Goldman Sachs reports sharp profit drop, highlighting the bank’s problems

    Goldman Sachs reported second-quarter earnings of $1.1 billion, down more than 60 percent from a year earlier.

    The bank highlighted write-downs in the value of its commercial real estate portfolio, a loss of $1.2 billion in profits, and buy-now-pay-later firm GreenSky, which deducted nearly $700 million from its earnings. Goldman acquired GreenSky less than two years ago, as part of an ill-fated foray into consumer lending.

    Quarterly revenue of $10.9 billion was 8 percent lower than a year ago.

    At the end of June, the bank employed 44,600 people, 2,400 less than a year earlier. Goldman has suffered at least three rounds of layoffs this year, dropping its workforce by 8 percent year-to-date.

    This seems to have been a rip-the-Band-Aid-off quarter for Goldman. In particular, real estate write-downs seemed to pack potential losses into the period.

    However, there are good reasons for the move. Remote or hybrid work seems to be here to stay, with dismal implications for office space and landlords in many cities. Having already suffered some losses in that area, Goldman is now able to shift focus to other areas of the business, such as investment banking, which tends to ebb and flow.

    “It definitely feels better over the course of the last six to eight weeks than it did earlier this year,” Mr Solomon said.

    The big question for Mr. Solomon is whether he can convince investors – and many within his own company – to return to the dreaded Goldman of yesteryear.

    The bank is nearly a year into an extensive apology for its consumer woes, which at one point included Marcus, a consumer division named after the company’s founder, credit card offerings and savings accounts aimed at the mass market.
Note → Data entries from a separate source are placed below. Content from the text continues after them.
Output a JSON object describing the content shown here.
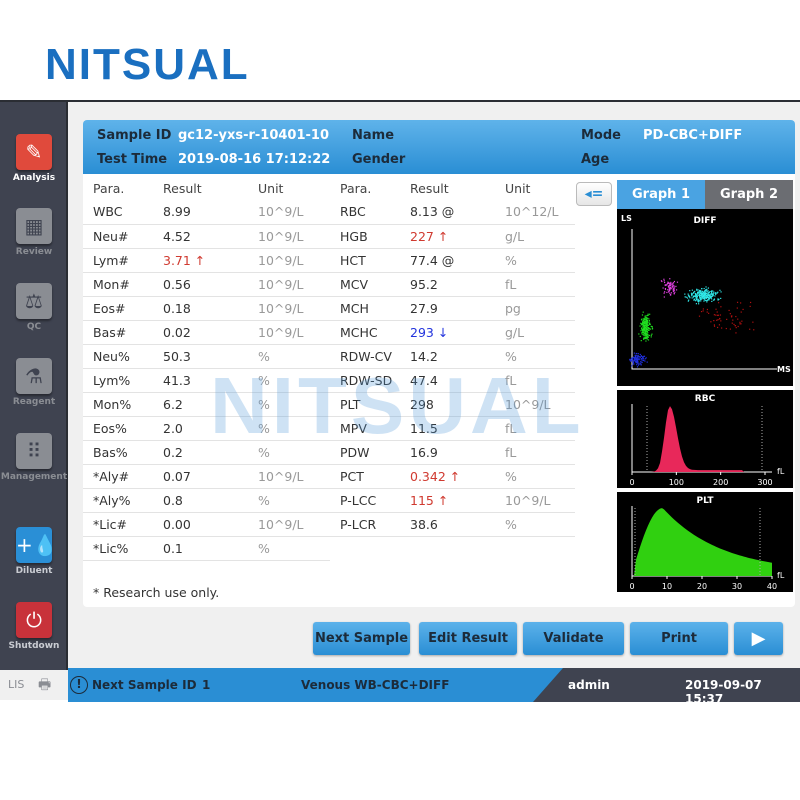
{
  "logo": "NITSUAL",
  "watermark": "NITSUAL",
  "sidebar": {
    "items": [
      {
        "label": "Analysis",
        "icon": "analysis-icon"
      },
      {
        "label": "Review",
        "icon": "review-icon"
      },
      {
        "label": "QC",
        "icon": "scale-icon"
      },
      {
        "label": "Reagent",
        "icon": "flask-icon"
      },
      {
        "label": "Management",
        "icon": "grid-icon"
      },
      {
        "label": "Diluent",
        "icon": "drop-icon"
      },
      {
        "label": "Shutdown",
        "icon": "power-icon"
      }
    ],
    "lis": "LIS"
  },
  "header": {
    "sample_id_label": "Sample ID",
    "sample_id": "gc12-yxs-r-10401-10",
    "test_time_label": "Test Time",
    "test_time": "2019-08-16 17:12:22",
    "name_label": "Name",
    "name": "",
    "gender_label": "Gender",
    "gender": "",
    "mode_label": "Mode",
    "mode": "PD-CBC+DIFF",
    "age_label": "Age",
    "age": ""
  },
  "columns": {
    "para": "Para.",
    "result": "Result",
    "unit": "Unit"
  },
  "left_table": [
    [
      "WBC",
      "8.99",
      "10^9/L",
      ""
    ],
    [
      "Neu#",
      "4.52",
      "10^9/L",
      ""
    ],
    [
      "Lym#",
      "3.71 ↑",
      "10^9/L",
      "hi"
    ],
    [
      "Mon#",
      "0.56",
      "10^9/L",
      ""
    ],
    [
      "Eos#",
      "0.18",
      "10^9/L",
      ""
    ],
    [
      "Bas#",
      "0.02",
      "10^9/L",
      ""
    ],
    [
      "Neu%",
      "50.3",
      "%",
      ""
    ],
    [
      "Lym%",
      "41.3",
      "%",
      ""
    ],
    [
      "Mon%",
      "6.2",
      "%",
      ""
    ],
    [
      "Eos%",
      "2.0",
      "%",
      ""
    ],
    [
      "Bas%",
      "0.2",
      "%",
      ""
    ],
    [
      "*Aly#",
      "0.07",
      "10^9/L",
      ""
    ],
    [
      "*Aly%",
      "0.8",
      "%",
      ""
    ],
    [
      "*Lic#",
      "0.00",
      "10^9/L",
      ""
    ],
    [
      "*Lic%",
      "0.1",
      "%",
      ""
    ]
  ],
  "right_table": [
    [
      "RBC",
      "8.13 @",
      "10^12/L",
      ""
    ],
    [
      "HGB",
      "227 ↑",
      "g/L",
      "hi"
    ],
    [
      "HCT",
      "77.4 @",
      "%",
      ""
    ],
    [
      "MCV",
      "95.2",
      "fL",
      ""
    ],
    [
      "MCH",
      "27.9",
      "pg",
      ""
    ],
    [
      "MCHC",
      "293 ↓",
      "g/L",
      "lo"
    ],
    [
      "RDW-CV",
      "14.2",
      "%",
      ""
    ],
    [
      "RDW-SD",
      "47.4",
      "fL",
      ""
    ],
    [
      "PLT",
      "298",
      "10^9/L",
      ""
    ],
    [
      "MPV",
      "11.5",
      "fL",
      ""
    ],
    [
      "PDW",
      "16.9",
      "fL",
      ""
    ],
    [
      "PCT",
      "0.342 ↑",
      "%",
      "hi"
    ],
    [
      "P-LCC",
      "115 ↑",
      "10^9/L",
      "hi"
    ],
    [
      "P-LCR",
      "38.6",
      "%",
      ""
    ]
  ],
  "note": "* Research use only.",
  "graph_tabs": [
    "Graph 1",
    "Graph 2"
  ],
  "graphs": {
    "diff": {
      "title": "DIFF",
      "y": "LS",
      "x": "MS"
    },
    "rbc": {
      "title": "RBC",
      "unit": "fL",
      "ticks": [
        "0",
        "100",
        "200",
        "300"
      ]
    },
    "plt": {
      "title": "PLT",
      "unit": "fL",
      "ticks": [
        "0",
        "10",
        "20",
        "30",
        "40"
      ]
    }
  },
  "buttons": {
    "next_sample": "Next Sample",
    "edit_result": "Edit Result",
    "validate": "Validate",
    "print": "Print"
  },
  "status": {
    "next_id_label": "Next Sample ID",
    "next_id": "1",
    "mode": "Venous WB-CBC+DIFF",
    "user": "admin",
    "datetime": "2019-09-07 15:37"
  },
  "colors": {
    "accent": "#2a8ed4",
    "sidebar": "#3f4350",
    "high": "#d03a30",
    "low": "#2233dd"
  }
}
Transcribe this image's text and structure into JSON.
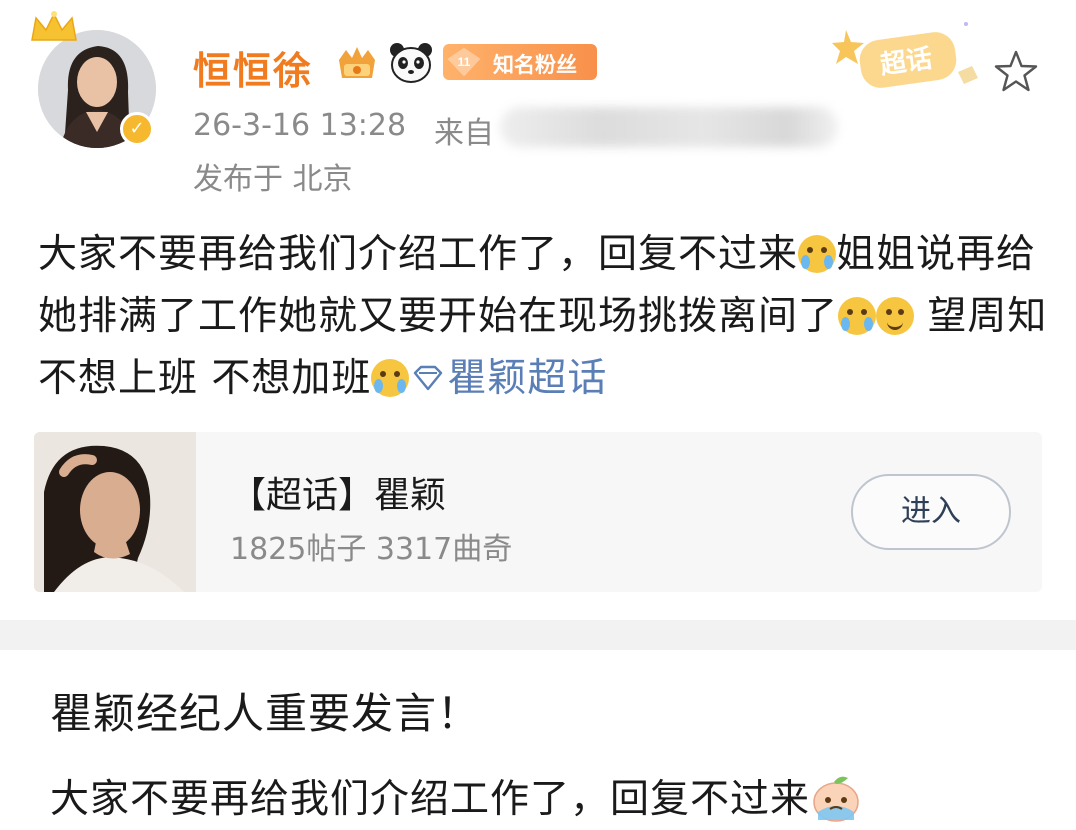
{
  "post": {
    "username": "恒恒徐",
    "fan_badge": {
      "level": "11",
      "label": "知名粉丝"
    },
    "timestamp": "26-3-16 13:28",
    "source_prefix": "来自",
    "location": "发布于 北京",
    "super_topic_badge": "超话",
    "body": {
      "text1": "大家不要再给我们介绍工作了，回复不过来",
      "text2": "姐姐说再给她排满了工作她就又要开始在现场挑拨离间了",
      "text3": " 望周知 不想上班 不想加班",
      "topic_link": "瞿颖超话"
    },
    "topic_card": {
      "title": "【超话】瞿颖",
      "stats": "1825帖子 3317曲奇",
      "enter_label": "进入"
    }
  },
  "article": {
    "headline": "瞿颖经纪人重要发言！",
    "body": "大家不要再给我们介绍工作了，回复不过来"
  },
  "colors": {
    "username": "#f07c1f",
    "link": "#5a7eb6",
    "meta": "#8a8a8a"
  }
}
The bank said this year it had lost more than $3 billion to those efforts since December 2020.

    The bank is still winding down most of the business, at a loss, and can expect more ugly headlines until that wraps up.

    Unlike more diversified lenders like JPMorgan Chase, Goldman leans heavily on its Wall Street franchise, and business activity has been muted in the face of economic uncertainty, rising interest rates and the like. That means if there’s a prolonged chill in deal making, there may be little the bank can do to completely isolate itself.